Besides, the total imports of soda ash are less than 10 per cent of the domestic installed capacity and imports from China are hardly 2-3 per cent of installed capacity in India. Also, there was practically no rise in imports during the April-September, 2008-09 over 2007-08 (only 0.09 per cent, or 21.5 million tonnes).The volume of imports was unlikely to hurt the domestic industry and the imports simply helped in keeping domestic prices in the highly-cartelised local industry in check, the consumer companies said.

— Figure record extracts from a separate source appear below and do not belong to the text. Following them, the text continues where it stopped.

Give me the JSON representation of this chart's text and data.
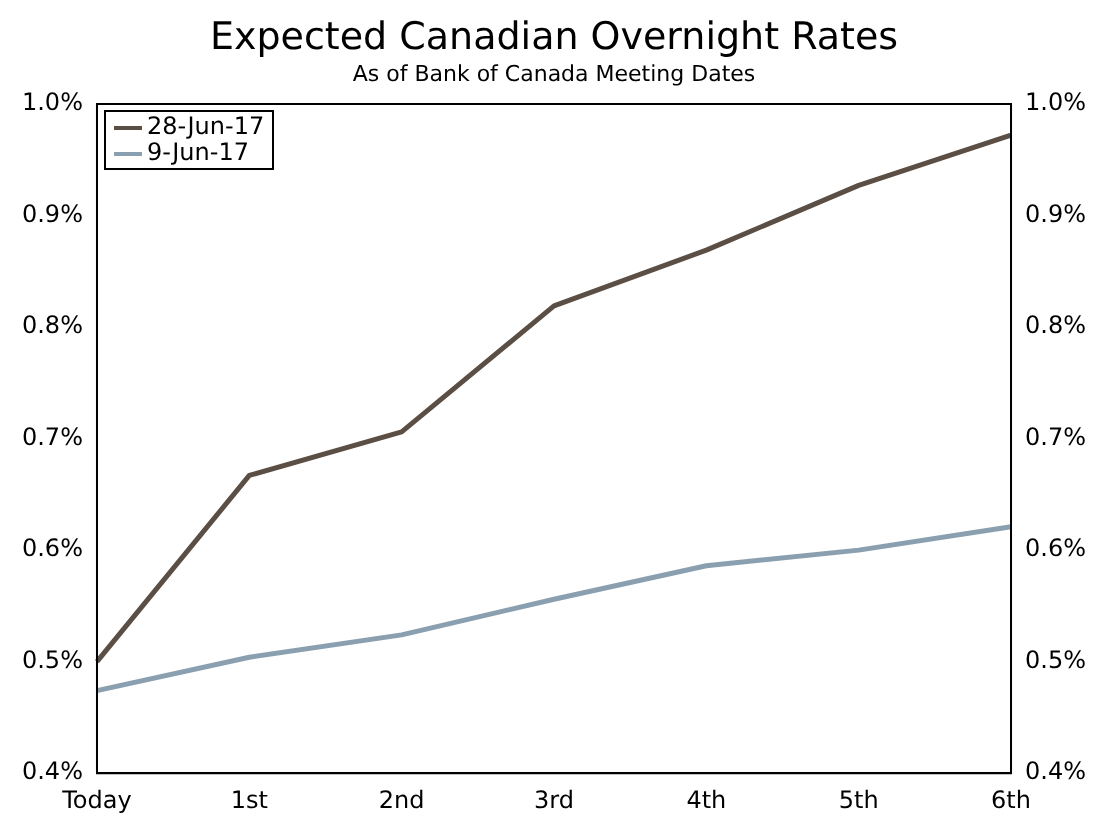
{
  "chart_data": {
    "type": "line",
    "title": "Expected Canadian Overnight Rates",
    "subtitle": "As of Bank of Canada Meeting Dates",
    "categories": [
      "Today",
      "1st",
      "2nd",
      "3rd",
      "4th",
      "5th",
      "6th"
    ],
    "series": [
      {
        "name": "28-Jun-17",
        "color": "#5b4f45",
        "values": [
          0.5,
          0.667,
          0.706,
          0.819,
          0.869,
          0.927,
          0.972
        ]
      },
      {
        "name": "9-Jun-17",
        "color": "#8aa0b0",
        "values": [
          0.474,
          0.504,
          0.524,
          0.556,
          0.586,
          0.6,
          0.621
        ]
      }
    ],
    "ylim": [
      0.4,
      1.0
    ],
    "yticks": [
      {
        "value": 0.4,
        "label": "0.4%"
      },
      {
        "value": 0.5,
        "label": "0.5%"
      },
      {
        "value": 0.6,
        "label": "0.6%"
      },
      {
        "value": 0.7,
        "label": "0.7%"
      },
      {
        "value": 0.8,
        "label": "0.8%"
      },
      {
        "value": 0.9,
        "label": "0.9%"
      },
      {
        "value": 1.0,
        "label": "1.0%"
      }
    ],
    "y2lim": [
      0.4,
      1.0
    ],
    "y2ticks": [
      {
        "value": 0.4,
        "label": "0.4%"
      },
      {
        "value": 0.5,
        "label": "0.5%"
      },
      {
        "value": 0.6,
        "label": "0.6%"
      },
      {
        "value": 0.7,
        "label": "0.7%"
      },
      {
        "value": 0.8,
        "label": "0.8%"
      },
      {
        "value": 0.9,
        "label": "0.9%"
      },
      {
        "value": 1.0,
        "label": "1.0%"
      }
    ],
    "legend": "top left",
    "grid": false,
    "marker": "none",
    "line_style": "solid"
  }
}
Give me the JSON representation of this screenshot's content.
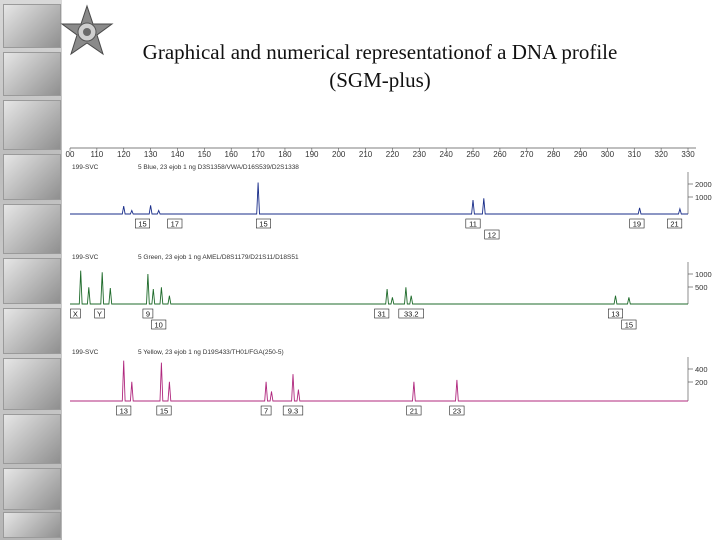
{
  "slide": {
    "title_line1": "Graphical and numerical representationof a DNA profile",
    "title_line2": "(SGM-plus)"
  },
  "colors": {
    "blue": "#1a2e8a",
    "green": "#1f6b2b",
    "yellow": "#b0287e",
    "strip": "#c4c4c4"
  },
  "chart_data": {
    "type": "line",
    "x_ticks": [
      "00",
      "110",
      "120",
      "130",
      "140",
      "150",
      "160",
      "170",
      "180",
      "190",
      "200",
      "210",
      "220",
      "230",
      "240",
      "250",
      "260",
      "270",
      "280",
      "290",
      "300",
      "310",
      "320",
      "330"
    ],
    "xlim": [
      100,
      330
    ],
    "panels": [
      {
        "name": "blue",
        "header_left": "199-SVC",
        "header_right": "5 Blue, 23 ejob 1 ng D3S1358/VWA/D16S539/D2S1338",
        "y_ticks": [
          "2000",
          "1000"
        ],
        "ylim": [
          0,
          2400
        ],
        "peaks": [
          {
            "x": 120,
            "h": 450
          },
          {
            "x": 123,
            "h": 200
          },
          {
            "x": 130,
            "h": 500
          },
          {
            "x": 133,
            "h": 200
          },
          {
            "x": 170,
            "h": 1800
          },
          {
            "x": 250,
            "h": 800
          },
          {
            "x": 254,
            "h": 900
          },
          {
            "x": 312,
            "h": 350
          },
          {
            "x": 327,
            "h": 300
          }
        ],
        "allele_labels": [
          {
            "x": 127,
            "text": "15",
            "row": 0
          },
          {
            "x": 139,
            "text": "17",
            "row": 0
          },
          {
            "x": 172,
            "text": "15",
            "row": 0
          },
          {
            "x": 250,
            "text": "11",
            "row": 0
          },
          {
            "x": 257,
            "text": "12",
            "row": 1
          },
          {
            "x": 311,
            "text": "19",
            "row": 0
          },
          {
            "x": 325,
            "text": "21",
            "row": 0
          }
        ]
      },
      {
        "name": "green",
        "header_left": "199-SVC",
        "header_right": "5 Green, 23 ejob 1 ng AMEL/D8S1179/D21S11/D18S51",
        "y_ticks": [
          "1000",
          "500"
        ],
        "ylim": [
          0,
          1200
        ],
        "peaks": [
          {
            "x": 104,
            "h": 1000
          },
          {
            "x": 107,
            "h": 500
          },
          {
            "x": 112,
            "h": 950
          },
          {
            "x": 115,
            "h": 480
          },
          {
            "x": 129,
            "h": 900
          },
          {
            "x": 131,
            "h": 450
          },
          {
            "x": 134,
            "h": 500
          },
          {
            "x": 137,
            "h": 250
          },
          {
            "x": 218,
            "h": 450
          },
          {
            "x": 220,
            "h": 200
          },
          {
            "x": 225,
            "h": 500
          },
          {
            "x": 227,
            "h": 250
          },
          {
            "x": 303,
            "h": 250
          },
          {
            "x": 308,
            "h": 200
          }
        ],
        "allele_labels": [
          {
            "x": 102,
            "text": "X",
            "row": 0
          },
          {
            "x": 111,
            "text": "Y",
            "row": 0
          },
          {
            "x": 129,
            "text": "9",
            "row": 0
          },
          {
            "x": 133,
            "text": "10",
            "row": 1
          },
          {
            "x": 216,
            "text": "31",
            "row": 0
          },
          {
            "x": 227,
            "text": "33.2",
            "row": 0
          },
          {
            "x": 303,
            "text": "13",
            "row": 0
          },
          {
            "x": 308,
            "text": "15",
            "row": 1
          }
        ]
      },
      {
        "name": "yellow",
        "header_left": "199-SVC",
        "header_right": "5 Yellow, 23 ejob 1 ng D19S433/TH01/FGA(250-5)",
        "y_ticks": [
          "400",
          "200"
        ],
        "ylim": [
          0,
          500
        ],
        "peaks": [
          {
            "x": 120,
            "h": 420
          },
          {
            "x": 123,
            "h": 200
          },
          {
            "x": 134,
            "h": 400
          },
          {
            "x": 137,
            "h": 200
          },
          {
            "x": 173,
            "h": 200
          },
          {
            "x": 175,
            "h": 100
          },
          {
            "x": 183,
            "h": 280
          },
          {
            "x": 185,
            "h": 120
          },
          {
            "x": 228,
            "h": 200
          },
          {
            "x": 244,
            "h": 220
          }
        ],
        "allele_labels": [
          {
            "x": 120,
            "text": "13",
            "row": 0
          },
          {
            "x": 135,
            "text": "15",
            "row": 0
          },
          {
            "x": 173,
            "text": "7",
            "row": 0
          },
          {
            "x": 183,
            "text": "9.3",
            "row": 0
          },
          {
            "x": 228,
            "text": "21",
            "row": 0
          },
          {
            "x": 244,
            "text": "23",
            "row": 0
          }
        ]
      }
    ]
  }
}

When the international prices of soda ash (2006, 2007 and January to August 2008) were rising, the domestic soda ash manufacturers also raised their prices simultaneously without any co-relation to their actual low cost of production following the import price parity policy. The international prices were rising due to an increase in the cost of crude, energy, coal, coke lime, salt and ocean freight.
After August 2008, the international soda ash prices have fallen 40-60 per cent only because of the fall in the cost of crude, energy, coal, coke lime, salt and ocean freight. Consuming firms also said the domestic soda ash industry has already benefitted from a 10-15 per cent advantage, from the customs duties and other charges like ocean freight, marine insurance and commission charged on imported soda ash. In addition to that, from August 2008 to mid-March, 2009, the local industry enjoyed a further 21 per cent cushion on account of the depreciating rupee.
The case for a stay on the order has been filed by the All India Glass Manufacturers Association and the All India Detergent Manufacturers Association apart from a few companies like Hindustan Unilever and Saint Gobain.